Reputation: 21
We're attempting to enable a number of mDNS advertised services on our campus wide wireless network, most notably airplay. In our case, the airServers would sit on our wired network, so we need to advertise the services manually either with DNS-SD or mDNS on the wireless side. We've gotten that working using static service advertisements in avahi and it's pretty slick, but we have a scaling problem.
We have potentially 150 AirServer hosts in a variety of classrooms around the campus. If we were to enable all of them, the list to choose from on iPads would be outrageously large (to say nothing of students thoroughly enjoying taking over an AirServer from across campus when a faculty member forgets to change the password).
What we would like to do is segregate our wireless network on a single vlan per building basis to form 27 mDNS segments and then run avahi to advertise the services in each segment, preferably on a single, multi homed host with access to all of the segments.
I was hoping that avahi-daemon would take a parameter in the avahi-daemon.conf that points to a unique services directory, so that I could have multiple config files, each with a different allow-interfaces clause and a pointer to a different services directory, but that doesn't appear to be a configurable option.
I was thinking of chroot jailing multiple copies of avahi, but that seems really kludgy.
Am I missing some more obvious strategy to handle this without creating 27 separate hosts?
Thanks much!
JD
Upvotes: 1
Views: 1234
Reputation: 31
It is possible to achieve what you want if you build your own application for publishing the services in the interfaces you want.

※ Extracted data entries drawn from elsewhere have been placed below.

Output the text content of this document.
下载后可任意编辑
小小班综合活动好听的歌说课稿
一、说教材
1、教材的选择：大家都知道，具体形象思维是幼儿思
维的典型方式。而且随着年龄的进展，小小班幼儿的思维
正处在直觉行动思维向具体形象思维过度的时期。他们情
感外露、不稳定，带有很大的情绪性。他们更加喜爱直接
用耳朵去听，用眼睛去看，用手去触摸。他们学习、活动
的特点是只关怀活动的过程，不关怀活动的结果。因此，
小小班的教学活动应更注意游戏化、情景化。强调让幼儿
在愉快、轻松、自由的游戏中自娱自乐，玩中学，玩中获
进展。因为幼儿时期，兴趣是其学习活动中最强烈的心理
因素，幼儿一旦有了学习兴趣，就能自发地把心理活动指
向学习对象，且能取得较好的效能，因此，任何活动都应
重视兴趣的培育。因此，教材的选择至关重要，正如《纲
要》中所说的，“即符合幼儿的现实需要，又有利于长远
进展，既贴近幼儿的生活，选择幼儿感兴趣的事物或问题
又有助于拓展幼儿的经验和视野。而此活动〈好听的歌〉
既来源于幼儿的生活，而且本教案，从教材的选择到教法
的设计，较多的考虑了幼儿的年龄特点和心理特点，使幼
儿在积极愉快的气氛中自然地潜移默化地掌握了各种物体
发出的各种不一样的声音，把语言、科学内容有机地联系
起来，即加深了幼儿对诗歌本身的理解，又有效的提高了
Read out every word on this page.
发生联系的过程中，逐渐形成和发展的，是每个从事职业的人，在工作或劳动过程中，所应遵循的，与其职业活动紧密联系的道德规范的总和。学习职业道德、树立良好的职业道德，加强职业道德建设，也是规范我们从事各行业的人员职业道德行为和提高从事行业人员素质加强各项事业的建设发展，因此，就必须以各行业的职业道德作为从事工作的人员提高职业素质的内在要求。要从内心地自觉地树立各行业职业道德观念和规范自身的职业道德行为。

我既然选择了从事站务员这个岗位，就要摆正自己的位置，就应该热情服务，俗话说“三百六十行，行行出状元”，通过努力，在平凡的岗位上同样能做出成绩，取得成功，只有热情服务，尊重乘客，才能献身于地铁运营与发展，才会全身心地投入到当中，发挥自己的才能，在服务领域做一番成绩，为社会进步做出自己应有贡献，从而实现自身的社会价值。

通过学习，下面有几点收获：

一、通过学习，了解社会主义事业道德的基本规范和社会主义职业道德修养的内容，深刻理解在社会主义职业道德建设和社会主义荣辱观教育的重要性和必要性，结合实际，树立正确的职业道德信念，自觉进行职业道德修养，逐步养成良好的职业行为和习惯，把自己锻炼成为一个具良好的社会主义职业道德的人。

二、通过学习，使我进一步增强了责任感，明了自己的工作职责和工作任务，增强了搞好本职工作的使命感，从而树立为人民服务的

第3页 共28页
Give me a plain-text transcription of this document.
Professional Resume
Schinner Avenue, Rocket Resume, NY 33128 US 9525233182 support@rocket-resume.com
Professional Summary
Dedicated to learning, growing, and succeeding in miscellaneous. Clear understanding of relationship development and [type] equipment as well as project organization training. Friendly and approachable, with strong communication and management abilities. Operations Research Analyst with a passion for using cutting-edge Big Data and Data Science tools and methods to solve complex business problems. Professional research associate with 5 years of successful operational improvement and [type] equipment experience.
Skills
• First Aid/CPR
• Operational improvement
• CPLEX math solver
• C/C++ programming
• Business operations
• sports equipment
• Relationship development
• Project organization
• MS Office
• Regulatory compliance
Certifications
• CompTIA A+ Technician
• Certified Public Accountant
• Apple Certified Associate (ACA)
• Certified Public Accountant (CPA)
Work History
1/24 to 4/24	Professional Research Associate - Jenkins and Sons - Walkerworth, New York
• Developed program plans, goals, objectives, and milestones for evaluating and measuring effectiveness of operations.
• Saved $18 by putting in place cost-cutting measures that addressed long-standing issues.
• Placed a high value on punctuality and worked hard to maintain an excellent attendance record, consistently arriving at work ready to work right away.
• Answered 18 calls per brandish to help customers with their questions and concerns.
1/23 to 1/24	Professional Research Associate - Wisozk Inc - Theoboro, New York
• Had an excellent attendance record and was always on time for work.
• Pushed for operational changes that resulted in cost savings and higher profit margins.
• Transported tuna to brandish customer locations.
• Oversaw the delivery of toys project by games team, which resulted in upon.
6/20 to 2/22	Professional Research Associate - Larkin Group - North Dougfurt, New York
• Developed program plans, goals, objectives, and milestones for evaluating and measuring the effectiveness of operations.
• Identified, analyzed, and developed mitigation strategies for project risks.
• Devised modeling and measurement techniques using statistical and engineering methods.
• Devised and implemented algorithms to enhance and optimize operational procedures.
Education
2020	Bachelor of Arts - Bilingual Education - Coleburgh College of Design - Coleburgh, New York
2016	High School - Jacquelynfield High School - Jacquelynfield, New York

This method call is from GNUStep "base" framework, class GSAvahiNetServices
(can be used on Linux) and the method is based on the Avahi API.
- (id) initWithDomain: (NSString*)domain
type: (NSString*)type
name: (NSString*)name
port: (NSInteger)port
avahiIfIndex: (AvahiIfIndex)anIfIndex
avahiProtocol: (AvahiProtocol)aProtocol
As you can see it is possible to specify the network interface index you want the service to be published on. You can also limit the protocol (IPv4 or IPv6). If you want one service to be available in more then one interface, just publish it in each interface.